Elsewhere, though, Venetians were at work trying to return their city to what it had been days earlier. Employees swept water out of stores and took inventories of the damage. At St. Mark’s Basilica, closed to visitors because of the flooding, workers were monitoring the cathedral’s ornate and ancient flooring, finding pieces of marble that had chipped away as the saltwater receded.

“What should I do with this one?” a worker asked, holding up a deep-red marble triangle and showing it to Mario Piana, the head of restoration.

“Put it over by the altar,” Piana said, where more than a dozen other pieces had already been collected.

Piana said that at the peak of the flooding on Tuesday night, parts of the church were covered in a foot of water, and that the days since then had been “chaos.”

He described the church as a fragile beauty — covered nearly from ceiling to floor with a mosaic of gold and marble.
Parts of the flooring, uneven as a wave, date back to 1094. Even before this week, work was underway to remove salt from marble pillars.

“I’m worried,” Piana said. “I’m worried for the basilica.

“The acqua alta does not create immediate, obvious damages. On the outside, you do not immediately see anything. But it is comparable to radiation exposure. In a week, you lose your hair. In a year, you might be dead.”

Venice, over the centuries, has diverted rivers to protect the lagoon and extended the barrier islands. But now, the sea level is rising several millimeters every year.

Offshore, at the inlets between those barrier islands, a massive project known as MOSE could potentially boost Venice’s protection — with floodgates that could be raised from the sea during high tide, sealing off the lagoon. The project, launched in 2003, was once forecast to finish in 2011. Then 2014. Now, projections call for completion in 2022.

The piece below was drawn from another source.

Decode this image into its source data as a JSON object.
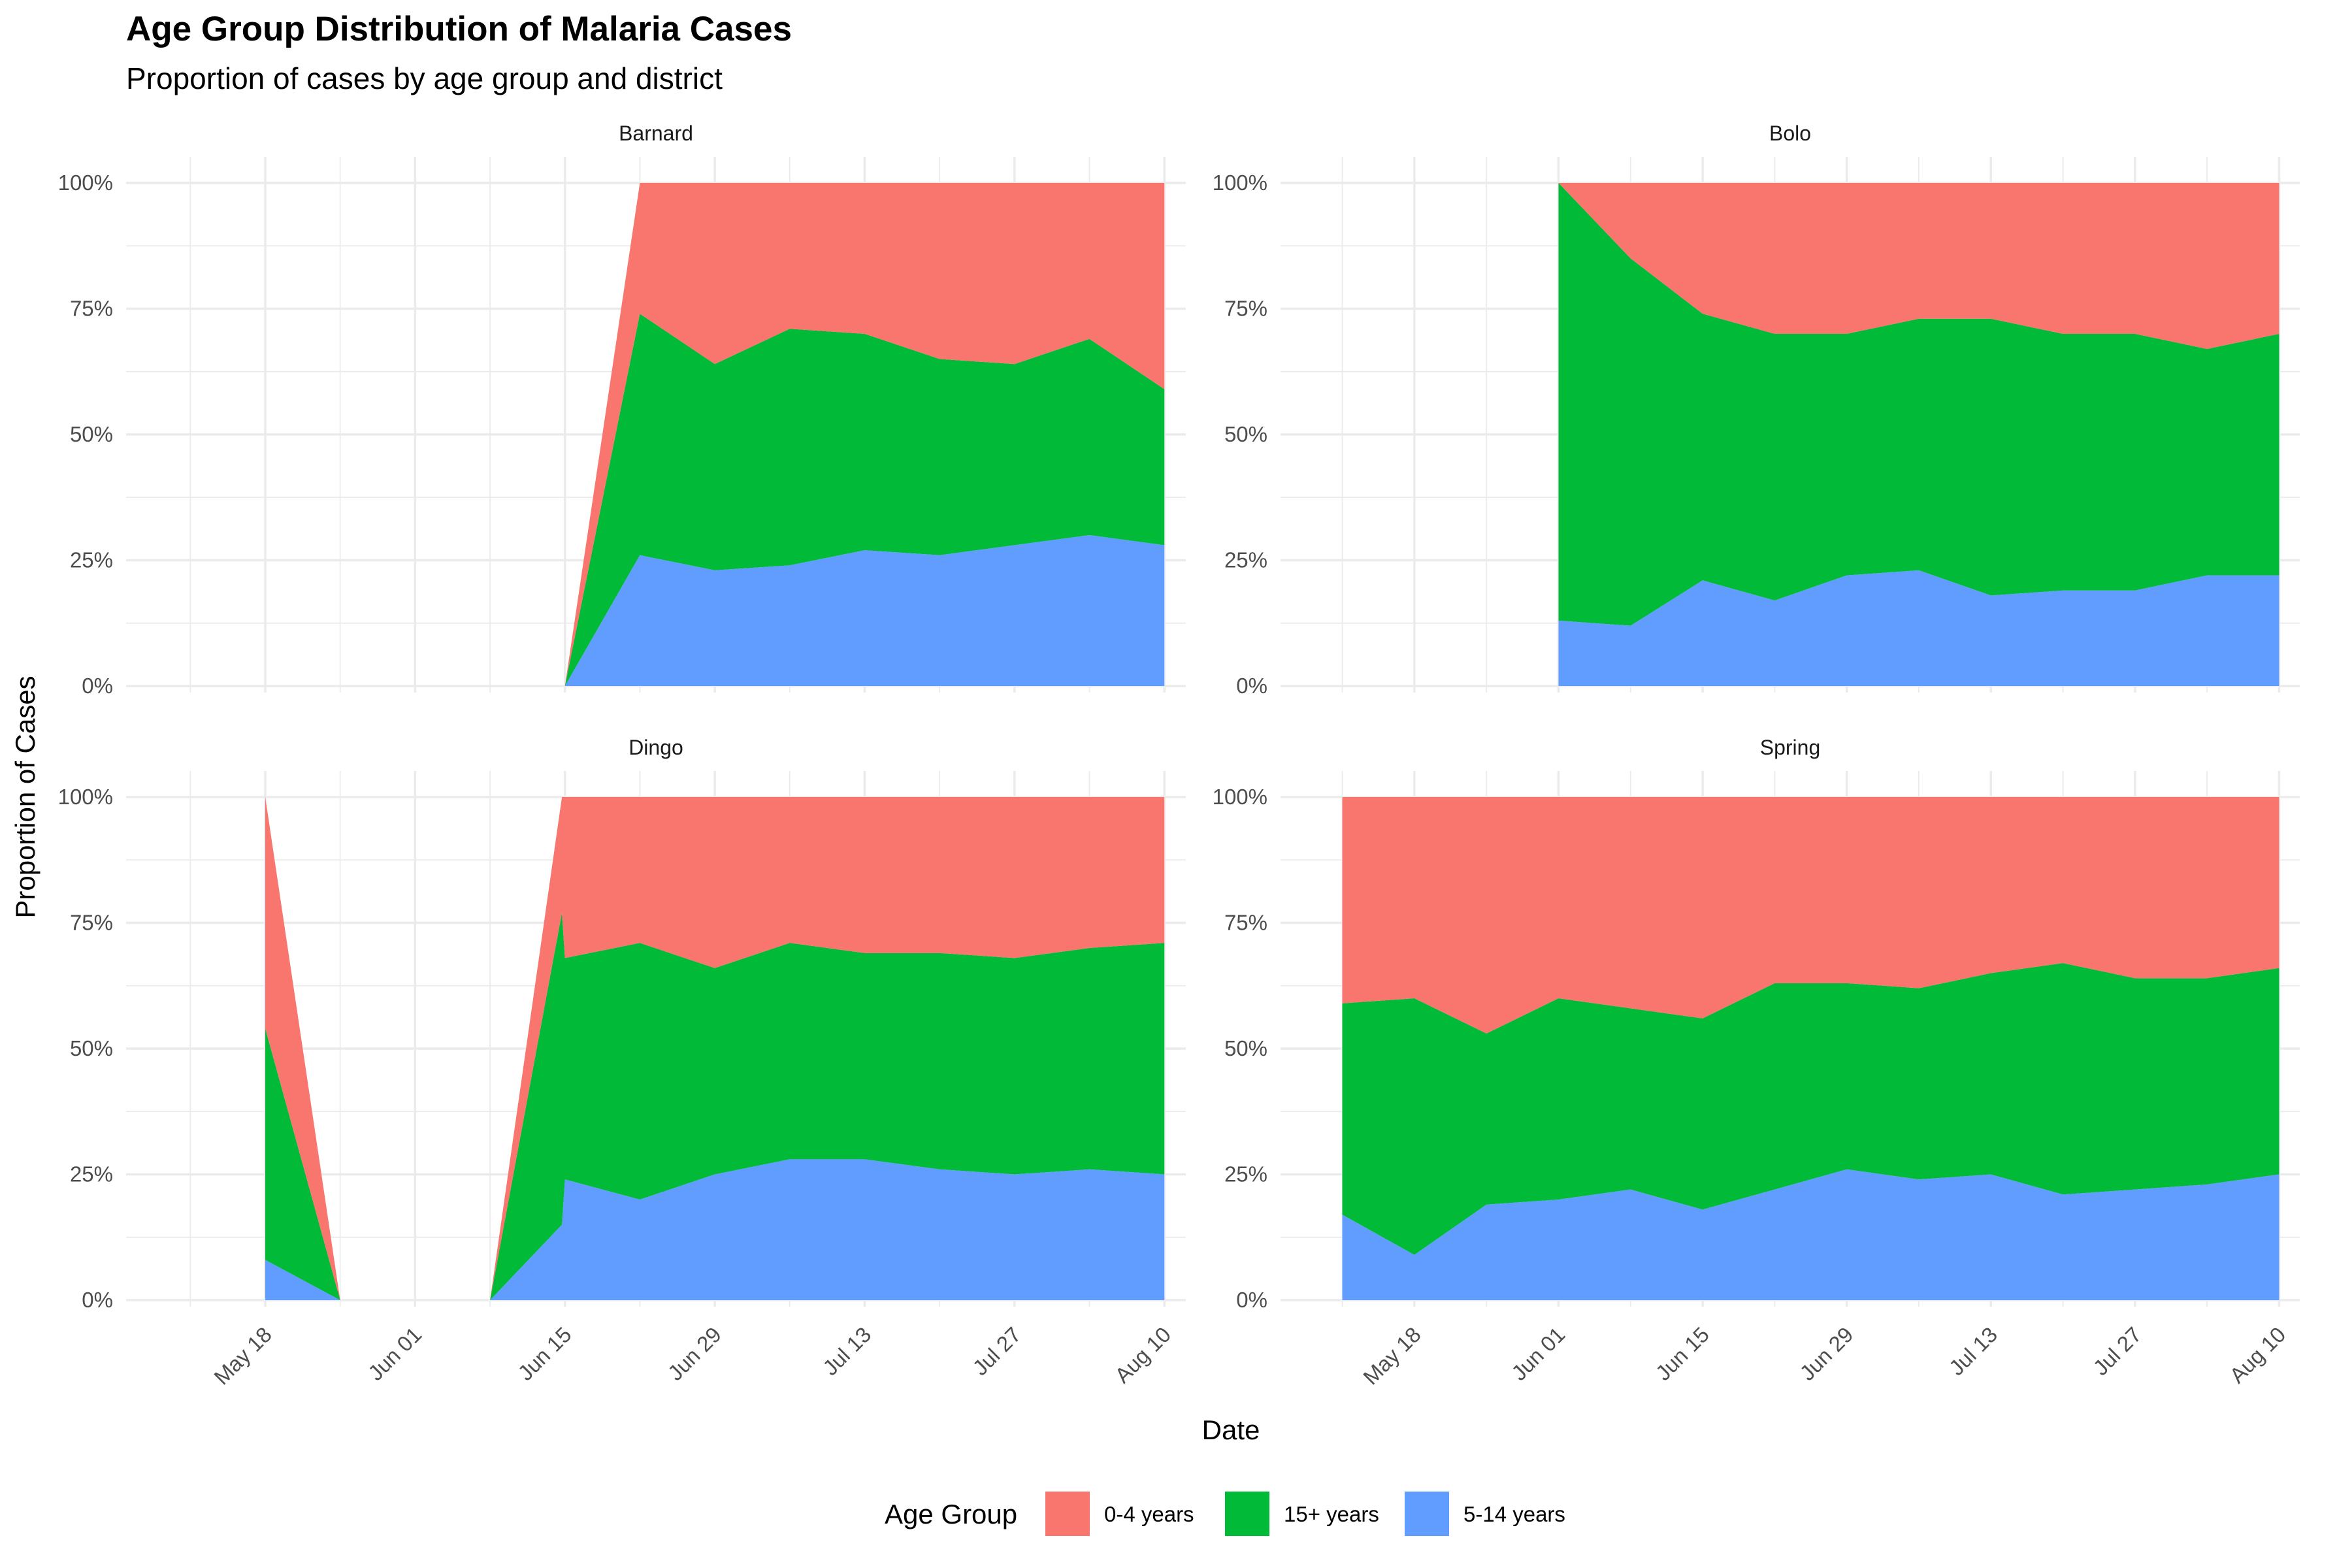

Some experts say that if sea levels rise as predicted, the gates will need to be permanently raised, creating an equally serious problem: Venice would become a contained aquatic petri dish and face issues with sewage, algae growth and microbiological pollution.

Venice authorities said on Nov. 13 that water levels peaked at just over six feet, second only to a record flood in 1966. (Reuters)

Older Venetians tend to remember the record flooding of 1966, when such an event was more of an outlier. The flooding this week was just seven centimeters shy of that mark. Serious flooding also hit the city in 2018.

“Psychologically, it has been a blow,” said Maurizio Calligaro, 65, a native Venetian who headed the city’s civil protection for two decades, until 2014.

Calligaro said that for people in their 60s, the record flood was a “very strong shared trauma, not unlike the memory of war.” This time, though, “it took only five hours to do what ’66 did in 12. Such violence is intrinsic to climate change.”

Some Venetians, he said, are still resistant to the climate realities — and direct their anger at the problems with MOSE, a project that has cost 6 billion euros.

Residents say that climate change is not the only threat, and the city is also struggling to contend with runaway tourism — by some counts, 30 million visitors per year, who drive up costs for locals, compel Venetians to turn their apartments into Airbnbs, and drive an economy with jobs largely in tourism.

“There are too many tourists for every citizen,” said Aline Cendon, 52, who has written several books on Venice.

Cendon said that, after 1966, Venetians left in droves. She feared a similar response this time.

“A town, a city, without residents — what remains?” Cendon said. “It loses its very being.”

Andrew Freedman in Washington contributed to this report.